L’an mil sept cens cinquante deux, le vingtiesme de novembre, après avoir publié trois bans à la messe parroissiale, et après avoir obtenüe dispense de publication de bans dans la paroisse de Québec pour l’une des parties de Monseigneur l’Evêque par sa lettre du 4è de ce mois, entre Charles Brassard, fils de Jean Baptiste Brassard et de Marie Chalifou, de la parroisse de Québec d’une part, et Catherine Gangnon, fille de Joseph Gangnon et de Marie Magdeleine Tremblai, de la parroisse des Eboulemens d’autre part, ne s’étant trouvé aucun empêchement, et ayant vû le consentement par écrit de Jean Baptiste Brassard, père du contractant. Je soussigné prêtre missionnaire du Domaine du Roy, faisant actuellement les fonctions curiales dans la parroisse de Notre Dame des Eboulements, ai reçu leur mutuel consentement au mariage en terme de présent, et en conséquence leur ai donné la bénédiction nuptiale avec les cérémonies ordinaires de la Sainte Eglise, en présence des sieurs Estienne Tremblai, seigneur des Eboulemens, major des milices, servant de père au dit époux, de Joseph Gangnon, père de la ditte épouse, Charles Pilote, Louis Gautier, Louis Girard et autres tant parents qu’amis: Le sieur Estienne Tremblai a signé avec nous, les autres ont déclarés ne scavoir signer, de ce enquis suivant l’ordonnance.

Le couple aura cinq enfants, cinq garçons: Augustin en 1754, Charles Chrysologue en 1756, Henry en 1758, Jean en 1761 et Alexis en 1763. Ils atteindront tous l’âge adulte, se marieront et auront une descendance. Ils mourront âgés de 35 à 73 ans. Avant 1778, la famille se déplace à la Malbaie, puisque cette année-là, un de leurs fils s’y marie et que Charles Marie et Catherine sont dits résidents de La Malbaie.

C’est à La Malbaie que Charles Marie meurt le 27 février et qu’il est inhumé le 1er mars 1789. Il avait 54 ans.

Le premier de mars mil sept cent quatre vingt neuf, par nous prêtre soussigné et curé de la Murraÿ Baÿ, ou Mal Baÿ a été inhumé dans le cimetière de cette paroisse le corps de Charles Brassard, âgé de cinquante huit ans ou environ, munie des dernier sacrement, décédé d’avant hier. Etaient présent Jean François Tremblaÿ, Joseph Villeneuve et plusieurs autres qui ont déclaré ne scavoir signé, de ce requis suivant l’ordonnance.

Catherine Gagnon lui survit treize ans. Elle meurt le 22 et est inhumée le 28 mars 1802 à La Malbaie, âgée de 77 ans.

Alexis

Alexis est le dernier enfant de Charles Marie et de Catherine Gagnon. Ils est né le 4 septembre et baptisé le 9 octobre 1763 aux Eboulements.
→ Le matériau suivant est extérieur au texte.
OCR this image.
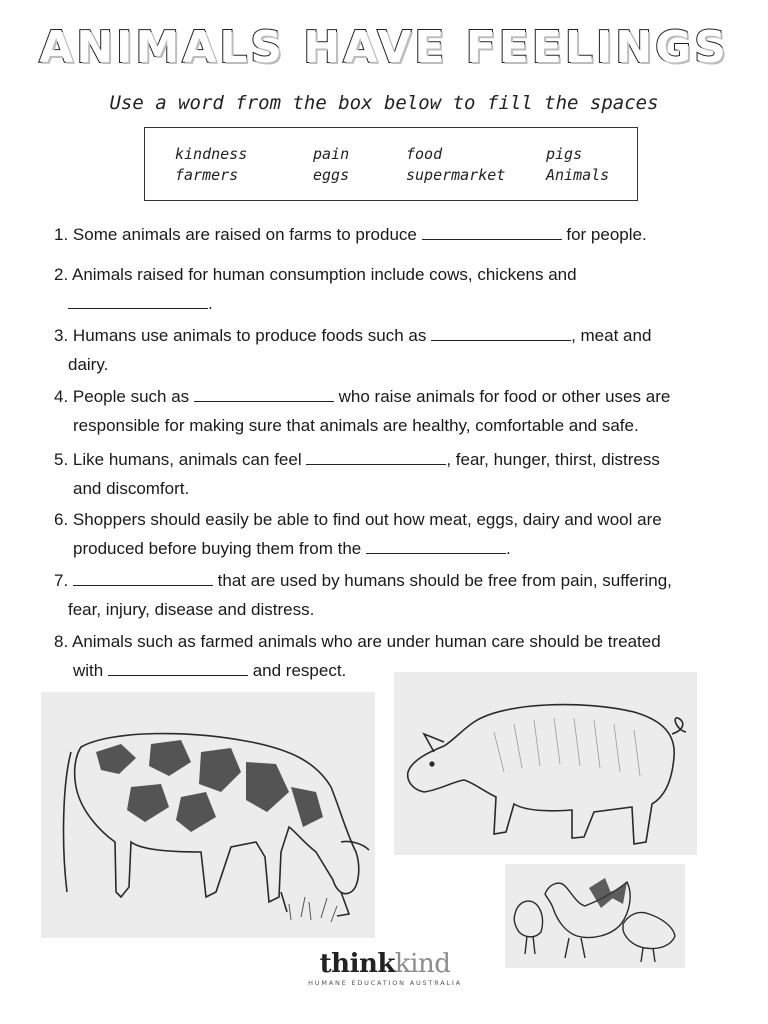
ANIMALS HAVE FEELINGS
Use a word from the box below to fill the spaces
kindness	pain	food	pigs
farmers	eggs	supermarket	Animals
1. Some animals are raised on farms to produce	for people.
2. Animals raised for human consumption include cows, chickens and
.
3. Humans use animals to produce foods such as	, meat and
dairy.
4. People such as	who raise animals for food or other uses are
responsible for making sure that animals are healthy, comfortable and safe.
5. Like humans, animals can feel	, fear, hunger, thirst, distress
and discomfort.
6. Shoppers should easily be able to find out how meat, eggs, dairy and wool are
produced before buying them from the	.
7.	that are used by humans should be free from pain, suffering,
fear, injury, disease and distress.
8. Animals such as farmed animals who are under human care should be treated
with	and respect.
thinkkind
HUMANE EDUCATION AUSTRALIA
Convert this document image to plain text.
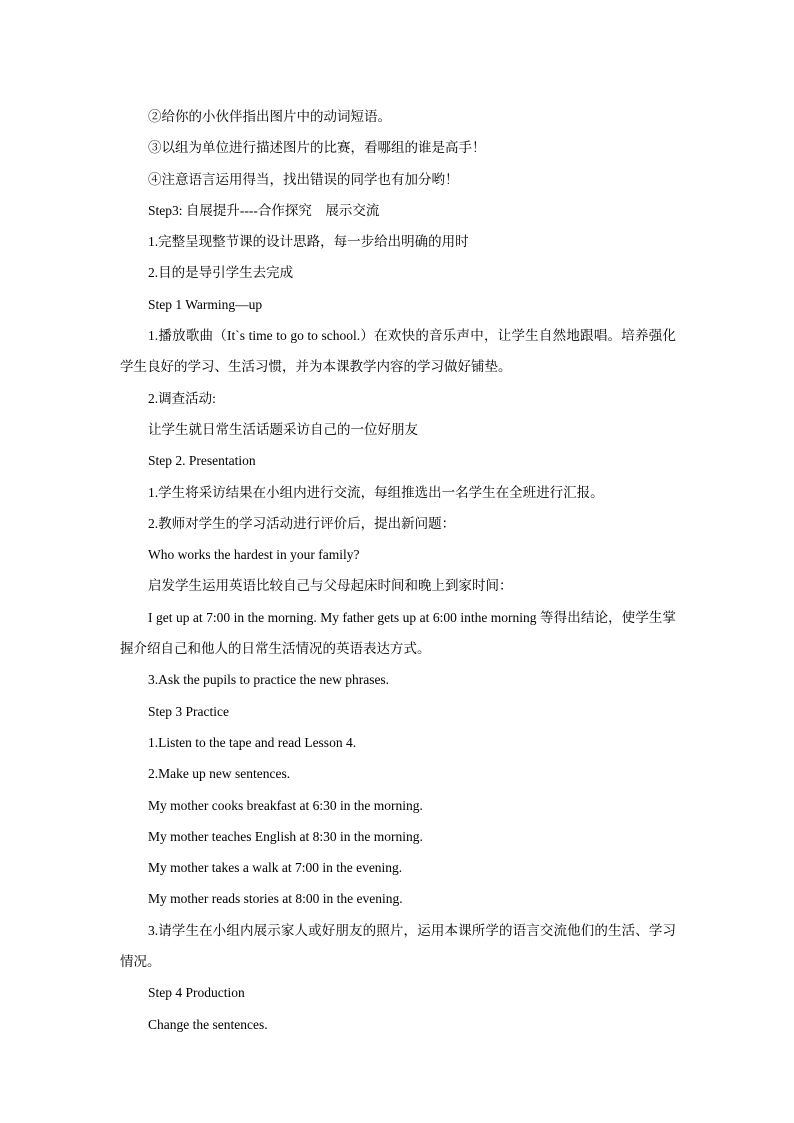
②给你的小伙伴指出图片中的动词短语。
③以组为单位进行描述图片的比赛，看哪组的谁是高手！
④注意语言运用得当，找出错误的同学也有加分哟！
Step3: 自展提升----合作探究　展示交流
1.完整呈现整节课的设计思路，每一步给出明确的用时
2.目的是导引学生去完成
Step 1 Warming—up
1.播放歌曲（It`s time to go to school.）在欢快的音乐声中，让学生自然地跟唱。培养强化学生良好的学习、生活习惯，并为本课教学内容的学习做好铺垫。
2.调查活动:
让学生就日常生活话题采访自己的一位好朋友
Step 2. Presentation
1.学生将采访结果在小组内进行交流，每组推选出一名学生在全班进行汇报。
2.教师对学生的学习活动进行评价后，提出新问题：
Who works the hardest in your family?
启发学生运用英语比较自己与父母起床时间和晚上到家时间：
I get up at 7:00 in the morning. My father gets up at 6:00 inthe morning 等得出结论，使学生掌握介绍自己和他人的日常生活情况的英语表达方式。
3.Ask the pupils to practice the new phrases.
Step 3 Practice
1.Listen to the tape and read Lesson 4.
2.Make up new sentences.
My mother cooks breakfast at 6:30 in the morning.
My mother teaches English at 8:30 in the morning.
My mother takes a walk at 7:00 in the evening.
My mother reads stories at 8:00 in the evening.
3.请学生在小组内展示家人或好朋友的照片，运用本课所学的语言交流他们的生活、学习情况。
Step 4 Production
Change the sentences.
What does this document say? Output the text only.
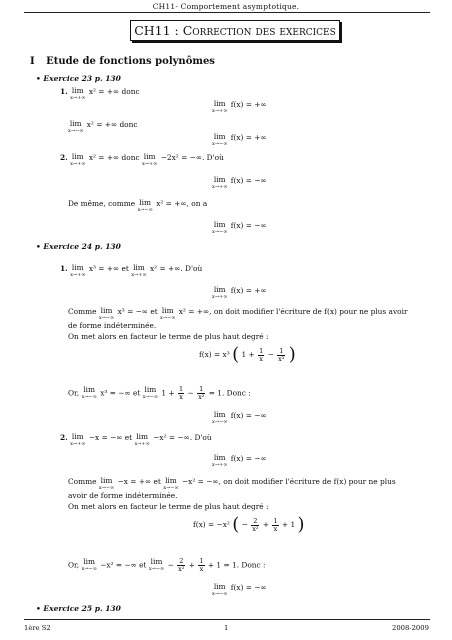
CH11- Comportement asymptotique.
CH11 : Correction des exercices
I Etude de fonctions polynômes
• Exercice 23 p. 130
1. lim
x→+∞
x² = +∞ donc
lim
x→+∞
f(x) = +∞
lim
x→−∞
x² = +∞ donc
lim
x→−∞
f(x) = +∞
2. lim
x→+∞
x² = +∞ donc lim
x→+∞
−2x² = −∞. D'où
lim
x→+∞
f(x) = −∞
De même, comme lim
x→−∞
x² = +∞, on a
lim
x→−∞
f(x) = −∞
• Exercice 24 p. 130
1. lim
x→+∞
x³ = +∞ et lim
x→+∞
x² = +∞. D'où
lim
x→+∞
f(x) = +∞
Comme lim
x→−∞
x³ = −∞ et lim
x→−∞
x² = +∞, on doit modifier l'écriture de f(x) pour ne plus avoir
de forme indéterminée.
On met alors en facteur le terme de plus haut degré :
f(x) = x³ ( $1 + \frac{1}{x} - \frac{1}{\text{x³}}$ )
Or, lim
x→−∞ x³ = −∞ et lim
x→−∞ $1 + \frac{1}{x} - \frac{1}{\text{x²}} = 1$. Donc :
lim
x→−∞
f(x) = −∞
2. lim
x→+∞
−x = −∞ et lim
x→+∞
−x² = −∞. D'où
lim
x→+∞
f(x) = −∞
Comme lim
x→−∞
−x = +∞ et lim
x→−∞
−x² = −∞, on doit modifier l'écriture de f(x) pour ne plus
avoir de forme indéterminée.
On met alors en facteur le terme de plus haut degré :
f(x) = −x² ( − $\frac{2}{\text{x²}} + \frac{1}{x} + 1$ )
Or, lim
x→−∞ −x² = −∞ et lim
$x\to-\infty - \frac{2}{\text{x²}} + \frac{1}{x} + 1 = 1$. Donc :
lim
x→−∞
f(x) = −∞
• Exercice 25 p. 130
1ère S2	1	2008-2009
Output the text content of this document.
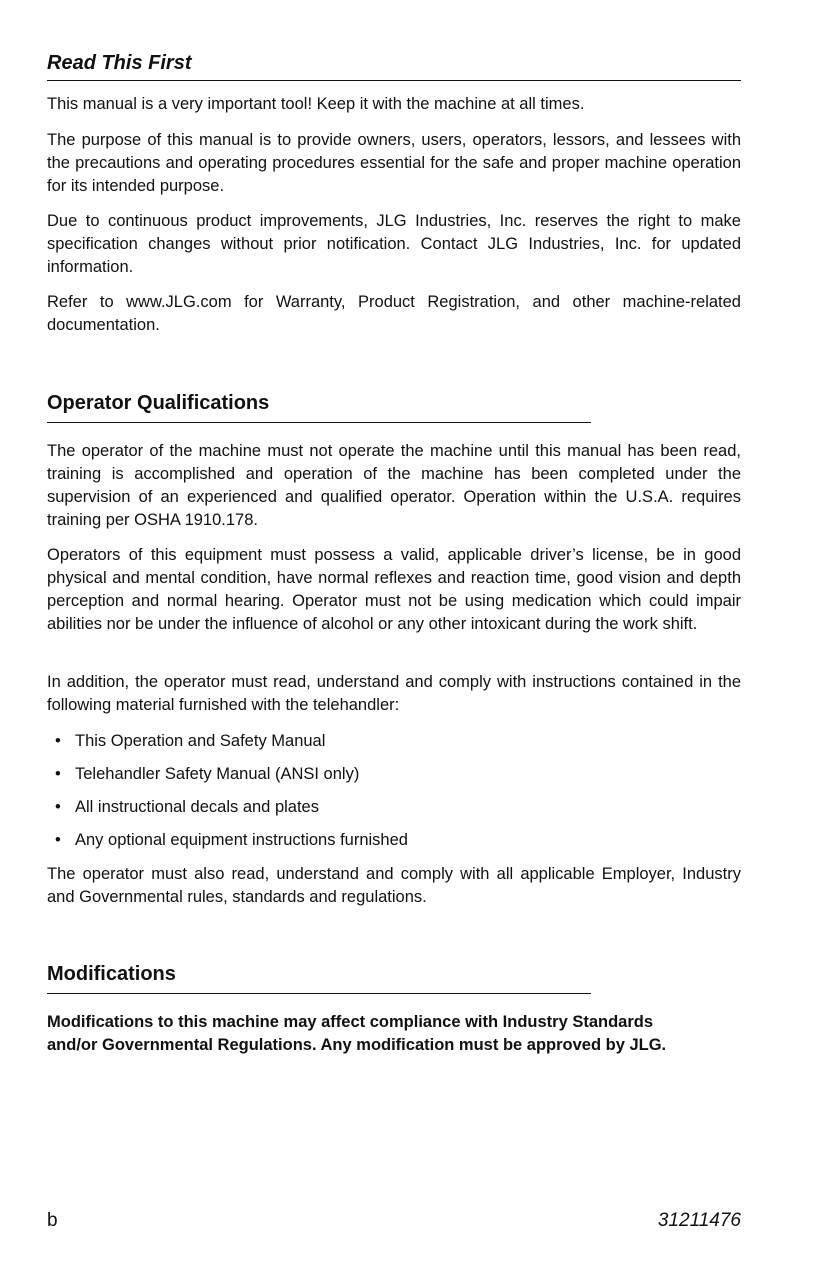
Read This First

This manual is a very important tool! Keep it with the machine at all times.

The purpose of this manual is to provide owners, users, operators, lessors, and lessees with the precautions and operating procedures essential for the safe and proper machine operation for its intended purpose.

Due to continuous product improvements, JLG Industries, Inc. reserves the right to make specification changes without prior notification. Contact JLG Industries, Inc. for updated information.

Refer to www.JLG.com for Warranty, Product Registration, and other machine-related documentation.

Operator Qualifications

The operator of the machine must not operate the machine until this manual has been read, training is accomplished and operation of the machine has been completed under the supervision of an experienced and qualified operator. Operation within the U.S.A. requires training per OSHA 1910.178.

Operators of this equipment must possess a valid, applicable driver’s license, be in good physical and mental condition, have normal reflexes and reaction time, good vision and depth perception and normal hearing. Operator must not be using medication which could impair abilities nor be under the influence of alcohol or any other intoxicant during the work shift.

In addition, the operator must read, understand and comply with instructions contained in the following material furnished with the telehandler:

• This Operation and Safety Manual
• Telehandler Safety Manual (ANSI only)
• All instructional decals and plates
• Any optional equipment instructions furnished

The operator must also read, understand and comply with all applicable Employer, Industry and Governmental rules, standards and regulations.

Modifications

Modifications to this machine may affect compliance with Industry Standards and/or Governmental Regulations. Any modification must be approved by JLG.

b	31211476
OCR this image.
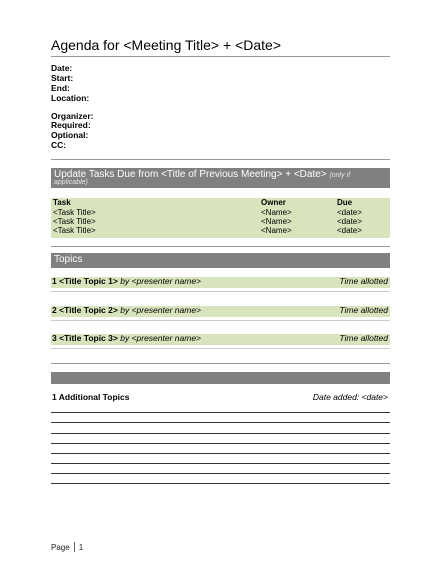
Agenda for <Meeting Title> + <Date>
Date:
Start:
End:
Location:
Organizer:
Required:
Optional:
CC:
Update Tasks Due from <Title of Previous Meeting> + <Date> (only if
applicable)
Task	Owner	Due
<Task Title>	<Name>	<date>
<Task Title>	<Name>	<date>
<Task Title>	<Name>	<date>
Topics
1 <Title Topic 1> by <presenter name>	Time allotted
2 <Title Topic 2> by <presenter name>	Time allotted
3 <Title Topic 3> by <presenter name>	Time allotted
1 Additional Topics	Date added: <date>
Page 1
L’an mil sept cens soixante et trois, le neuf d’octobre, par nous prêtre missionnaire de la Compagnie de Jésus, a été baptisé sous condition Alexis Brassard, né le 4è septembre du mariage légitime de Charles Brassard et de Catherine Gangnon. Le parein a été Pierre Bouchard et la mareine Dorothée Gontier qui ont déclaré ne scavoir signer, de ce requis.

Après l’installation de la famille à La Malbaie, c’est dans son village de naissance qu’il épouse Madeleine Desbiens, le 27 novembre 1784. Dans les actes qui le concernent, Alexis est dit cultivateur.

L’an mil sept cents quatrevingt quatre, le vingt sept de novembre, après avoir publié trois bans au prône des messes paroissiales entre Alexis Brassard, fils de Charles Brassard et de Catherine Gagnon, ses père et mère, et Madeleine Débiens, fille de Jean Baptiste Débiens et de Marie Luce Pedneau, ses père et mère de la paroisse Saint Etienne en la Malbay, sans qu’il y ait eu aucun empêchement, je soussigné missionnaire et curé de la susdite paroisse, ay reçu leur mutuel consentement de mariage et leur ai donné la bénédiction nuptiale avec les cérémonies prescrites par la Sainte église, en présence d’Augustin La Flèche, de François Tremblay, Joseph Gautier pour le garçon, et de Jean François Gagnon et de Jean Baptiste Débiens, lesquels déclaré ne savoir signer, à l’exception d’Augustin La Flèche et de François Tremblay, ce en quis suivant l’ordonnance.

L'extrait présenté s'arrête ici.